LucaFrusone 350 260dall'Ufficio Stampa del Deputato Luca Frusone, M5S - Garanzia Giovani è un flop. Chiedo al Ministro del Lavoro che intervenga urgentemente per far fronte all’incapacità della Regione Lazio.

“Il progetto Garanzia Giovani è un flop assoluto, lo testimoniano le migliaia di ragazzi che denunciano ritardi nei pagamenti dopo la prestazione lavorativa effettuata e il Lazio, nemmeno a dirlo, è una delle regioni con la situazione più critica. A testimoniarlo la manifestazione avvenuta il 25 gennaio davanti la Regione Lazio, di cui però non sembra essersene accorto nessuno, nemmeno l’assessore al lavoro Valente, che pochi giorni fa durante l’ennesimo tavolo sull’ emergenza occupazionale in provincia di Frosinone, dichiarava che il progetto garanzia giovani fosse addirittura un vanto per la Regione e che tutto procedeva a gonfie vele. Nonostante abbia più volte cercato di spiegarle che non era così e che da mesi regna lo sconforto tra tanti giovani che nel progetto ci credevano e a cui molti sono stati costretti a rinunciare. Ma quando ci troviamo dinanzi alla negazione della realtà, e devo ammettere che il PD è molto bravo in questo, non si può che rimanere sconcertati.” – a dichiararlo è il Deputato 5 Stelle Frusone. Garanzia Giovani è un progetto rivolto ai giovani tra i 15 e i 29 anni, l’obiettivo era di proporre un’offerta di lavoro qualitativamente valida entro quattro mesi dalla presa in carico. Il progetto è stato affidato alle Regioni le quali insieme con i centri per l’impiego provinciali avrebbero dovuto attuare percorsi specifici per l’inserimento dei giovani al lavoro.

Giuliano Poletti critica le Regioni

E continua – “Se però per la Regione Lazio tutto procede al meglio, non è invece così per il Ministero del Lavoro, che ha dichiarato proprio in queste ore, quanto la situazione sia critica attribuendo le responsabilità alle Regioni, incapaci di far fronte ai controlli stabiliti e all’Inps che dovrebbe disporre i pagamenti.

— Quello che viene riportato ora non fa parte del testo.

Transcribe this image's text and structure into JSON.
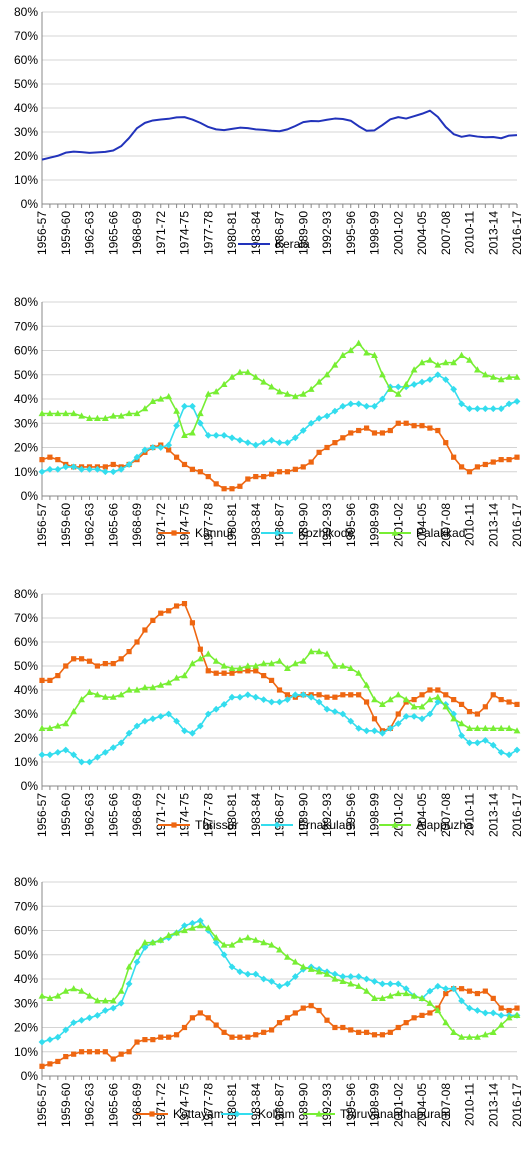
{
  "categories": [
    "1956-57",
    "1957-58",
    "1958-59",
    "1959-60",
    "1960-61",
    "1961-62",
    "1962-63",
    "1963-64",
    "1964-65",
    "1965-66",
    "1966-67",
    "1967-68",
    "1968-69",
    "1969-70",
    "1970-71",
    "1971-72",
    "1972-73",
    "1973-74",
    "1974-75",
    "1975-76",
    "1976-77",
    "1977-78",
    "1978-79",
    "1979-80",
    "1980-81",
    "1981-82",
    "1982-83",
    "1983-84",
    "1984-85",
    "1985-86",
    "1986-87",
    "1987-88",
    "1988-89",
    "1989-90",
    "1990-91",
    "1991-92",
    "1992-93",
    "1993-94",
    "1994-95",
    "1995-96",
    "1996-97",
    "1997-98",
    "1998-99",
    "1999-00",
    "2000-01",
    "2001-02",
    "2002-03",
    "2003-04",
    "2004-05",
    "2005-06",
    "2006-07",
    "2007-08",
    "2008-09",
    "2009-10",
    "2010-11",
    "2011-12",
    "2012-13",
    "2013-14",
    "2014-15",
    "2015-16",
    "2016-17"
  ],
  "chart_data": [
    {
      "type": "line",
      "x_tick_labels": [
        "1956-57",
        "1959-60",
        "1962-63",
        "1965-66",
        "1968-69",
        "1971-72",
        "1974-75",
        "1977-78",
        "1980-81",
        "1983-84",
        "1986-87",
        "1989-90",
        "1992-93",
        "1995-96",
        "1998-99",
        "2001-02",
        "2004-05",
        "2007-08",
        "2010-11",
        "2013-14",
        "2016-17"
      ],
      "y_ticks": [
        "0%",
        "10%",
        "20%",
        "30%",
        "40%",
        "50%",
        "60%",
        "70%",
        "80%"
      ],
      "ylim": [
        0,
        80
      ],
      "grid": true,
      "legend": "bottom",
      "series": [
        {
          "name": "Kerala",
          "color": "#2233bb",
          "marker": "none",
          "values": [
            18.5,
            19.3,
            20.1,
            21.4,
            21.8,
            21.6,
            21.3,
            21.5,
            21.7,
            22.3,
            24.1,
            27.5,
            31.6,
            33.8,
            34.8,
            35.2,
            35.5,
            36.1,
            36.2,
            35.2,
            33.8,
            32.1,
            31.1,
            30.8,
            31.3,
            31.8,
            31.6,
            31.1,
            30.9,
            30.5,
            30.3,
            31.1,
            32.5,
            34.1,
            34.6,
            34.5,
            35.1,
            35.6,
            35.4,
            34.7,
            32.4,
            30.5,
            30.7,
            32.9,
            35.3,
            36.2,
            35.6,
            36.6,
            37.6,
            38.9,
            36.3,
            32.1,
            29.1,
            28.0,
            28.6,
            28.1,
            27.8,
            27.9,
            27.4,
            28.5,
            28.7
          ]
        }
      ]
    },
    {
      "type": "line",
      "x_tick_labels": [
        "1956-57",
        "1959-60",
        "1962-63",
        "1965-66",
        "1968-69",
        "1971-72",
        "1974-75",
        "1977-78",
        "1980-81",
        "1983-84",
        "1986-87",
        "1989-90",
        "1992-93",
        "1995-96",
        "1998-99",
        "2001-02",
        "2004-05",
        "2007-08",
        "2010-11",
        "2013-14",
        "2016-17"
      ],
      "y_ticks": [
        "0%",
        "10%",
        "20%",
        "30%",
        "40%",
        "50%",
        "60%",
        "70%",
        "80%"
      ],
      "ylim": [
        0,
        80
      ],
      "grid": true,
      "legend": "bottom",
      "series": [
        {
          "name": "Kannur",
          "color": "#ee6611",
          "marker": "square",
          "values": [
            15,
            16,
            15,
            13,
            12,
            12,
            12,
            12,
            12,
            13,
            12,
            13,
            15,
            18,
            20,
            21,
            19,
            16,
            13,
            11,
            10,
            8,
            5,
            3,
            3,
            4,
            7,
            8,
            8,
            9,
            10,
            10,
            11,
            12,
            14,
            18,
            20,
            22,
            24,
            26,
            27,
            28,
            26,
            26,
            27,
            30,
            30,
            29,
            29,
            28,
            27,
            22,
            16,
            12,
            10,
            12,
            13,
            14,
            15,
            15,
            16
          ]
        },
        {
          "name": "Kozhikode",
          "color": "#33ddee",
          "marker": "diamond",
          "values": [
            10,
            11,
            11,
            12,
            12,
            11,
            11,
            11,
            10,
            10,
            11,
            13,
            16,
            19,
            20,
            20,
            21,
            29,
            37,
            37,
            30,
            25,
            25,
            25,
            24,
            23,
            22,
            21,
            22,
            23,
            22,
            22,
            24,
            27,
            30,
            32,
            33,
            35,
            37,
            38,
            38,
            37,
            37,
            40,
            45,
            45,
            45,
            46,
            47,
            48,
            50,
            48,
            44,
            38,
            36,
            36,
            36,
            36,
            36,
            38,
            39
          ]
        },
        {
          "name": "Palakkad",
          "color": "#77ee33",
          "marker": "triangle",
          "values": [
            34,
            34,
            34,
            34,
            34,
            33,
            32,
            32,
            32,
            33,
            33,
            34,
            34,
            36,
            39,
            40,
            41,
            35,
            25,
            26,
            34,
            42,
            43,
            46,
            49,
            51,
            51,
            49,
            47,
            45,
            43,
            42,
            41,
            42,
            44,
            47,
            50,
            54,
            58,
            60,
            63,
            59,
            58,
            50,
            44,
            42,
            46,
            52,
            55,
            56,
            54,
            55,
            55,
            58,
            56,
            52,
            50,
            49,
            48,
            49,
            49
          ]
        }
      ]
    },
    {
      "type": "line",
      "x_tick_labels": [
        "1956-57",
        "1959-60",
        "1962-63",
        "1965-66",
        "1968-69",
        "1971-72",
        "1974-75",
        "1977-78",
        "1980-81",
        "1983-84",
        "1986-87",
        "1989-90",
        "1992-93",
        "1995-96",
        "1998-99",
        "2001-02",
        "2004-05",
        "2007-08",
        "2010-11",
        "2013-14",
        "2016-17"
      ],
      "y_ticks": [
        "0%",
        "10%",
        "20%",
        "30%",
        "40%",
        "50%",
        "60%",
        "70%",
        "80%"
      ],
      "ylim": [
        0,
        80
      ],
      "grid": true,
      "legend": "bottom",
      "series": [
        {
          "name": "Thrissur",
          "color": "#ee6611",
          "marker": "square",
          "values": [
            44,
            44,
            46,
            50,
            53,
            53,
            52,
            50,
            51,
            51,
            53,
            56,
            60,
            65,
            69,
            72,
            73,
            75,
            76,
            68,
            57,
            48,
            47,
            47,
            47,
            48,
            48,
            48,
            46,
            44,
            40,
            38,
            37,
            38,
            38,
            38,
            37,
            37,
            38,
            38,
            38,
            35,
            28,
            23,
            24,
            30,
            35,
            36,
            38,
            40,
            40,
            38,
            36,
            34,
            31,
            30,
            33,
            38,
            36,
            35,
            34
          ]
        },
        {
          "name": "Ernakulam",
          "color": "#33ddee",
          "marker": "diamond",
          "values": [
            13,
            13,
            14,
            15,
            13,
            10,
            10,
            12,
            14,
            16,
            18,
            22,
            25,
            27,
            28,
            29,
            30,
            27,
            23,
            22,
            25,
            30,
            32,
            34,
            37,
            37,
            38,
            37,
            36,
            35,
            35,
            36,
            38,
            38,
            37,
            35,
            32,
            31,
            30,
            27,
            24,
            23,
            23,
            22,
            24,
            26,
            29,
            29,
            28,
            30,
            35,
            34,
            30,
            21,
            18,
            18,
            19,
            17,
            14,
            13,
            15
          ]
        },
        {
          "name": "Alappuzha",
          "color": "#77ee33",
          "marker": "triangle",
          "values": [
            24,
            24,
            25,
            26,
            31,
            36,
            39,
            38,
            37,
            37,
            38,
            40,
            40,
            41,
            41,
            42,
            43,
            45,
            46,
            51,
            53,
            55,
            52,
            50,
            49,
            49,
            50,
            50,
            51,
            51,
            52,
            49,
            51,
            52,
            56,
            56,
            55,
            50,
            50,
            49,
            47,
            42,
            36,
            34,
            36,
            38,
            36,
            33,
            33,
            36,
            37,
            33,
            28,
            26,
            24,
            24,
            24,
            24,
            24,
            24,
            23
          ]
        }
      ]
    },
    {
      "type": "line",
      "x_tick_labels": [
        "1956-57",
        "1959-60",
        "1962-63",
        "1965-66",
        "1968-69",
        "1971-72",
        "1974-75",
        "1977-78",
        "1980-81",
        "1983-84",
        "1986-87",
        "1989-90",
        "1992-93",
        "1995-96",
        "1998-99",
        "2001-02",
        "2004-05",
        "2007-08",
        "2010-11",
        "2013-14",
        "2016-17"
      ],
      "y_ticks": [
        "0%",
        "10%",
        "20%",
        "30%",
        "40%",
        "50%",
        "60%",
        "70%",
        "80%"
      ],
      "ylim": [
        0,
        80
      ],
      "grid": true,
      "legend": "bottom",
      "series": [
        {
          "name": "Kottayam",
          "color": "#ee6611",
          "marker": "square",
          "values": [
            4,
            5,
            6,
            8,
            9,
            10,
            10,
            10,
            10,
            7,
            9,
            10,
            14,
            15,
            15,
            16,
            16,
            17,
            20,
            24,
            26,
            24,
            21,
            18,
            16,
            16,
            16,
            17,
            18,
            19,
            22,
            24,
            26,
            28,
            29,
            27,
            23,
            20,
            20,
            19,
            18,
            18,
            17,
            17,
            18,
            20,
            22,
            24,
            25,
            26,
            28,
            34,
            36,
            36,
            35,
            34,
            35,
            32,
            28,
            27,
            28
          ]
        },
        {
          "name": "Kollam",
          "color": "#33ddee",
          "marker": "diamond",
          "values": [
            14,
            15,
            16,
            19,
            22,
            23,
            24,
            25,
            27,
            28,
            30,
            38,
            47,
            53,
            55,
            56,
            57,
            59,
            62,
            63,
            64,
            60,
            55,
            50,
            45,
            43,
            42,
            42,
            40,
            39,
            37,
            38,
            41,
            44,
            45,
            44,
            43,
            42,
            41,
            41,
            41,
            40,
            39,
            38,
            38,
            38,
            36,
            33,
            32,
            35,
            37,
            36,
            36,
            31,
            28,
            27,
            26,
            26,
            25,
            25,
            25
          ]
        },
        {
          "name": "Thiruvananthapuram",
          "color": "#77ee33",
          "marker": "triangle",
          "values": [
            33,
            32,
            33,
            35,
            36,
            35,
            33,
            31,
            31,
            31,
            35,
            45,
            51,
            55,
            55,
            56,
            58,
            59,
            60,
            61,
            62,
            61,
            57,
            54,
            54,
            56,
            57,
            56,
            55,
            54,
            52,
            49,
            47,
            45,
            44,
            43,
            42,
            40,
            39,
            38,
            37,
            35,
            32,
            32,
            33,
            34,
            34,
            33,
            32,
            30,
            27,
            22,
            18,
            16,
            16,
            16,
            17,
            18,
            21,
            24,
            25
          ]
        }
      ]
    }
  ]
}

Un caos creato da questi due enti, i quali si rimpallerebbero le responsabilità a vicenda, lasciando i giovani ad attendere i soldi che gli spetterebbero, dopo avere lavorato per mesi praticamente gratis.” – e conclude – “Per questo motivo interrogherò il Ministro del Lavoro per chiedere quali provvedimenti urgenti voglia adottare per risolvere una situazione che sta mettendo a dura prova, per l’ennesima volta, la speranza di una generazione già pesantemente martoriata da una crisi che pare non lasciare altra alternativa che fare le valige e andare via dall’Italia.”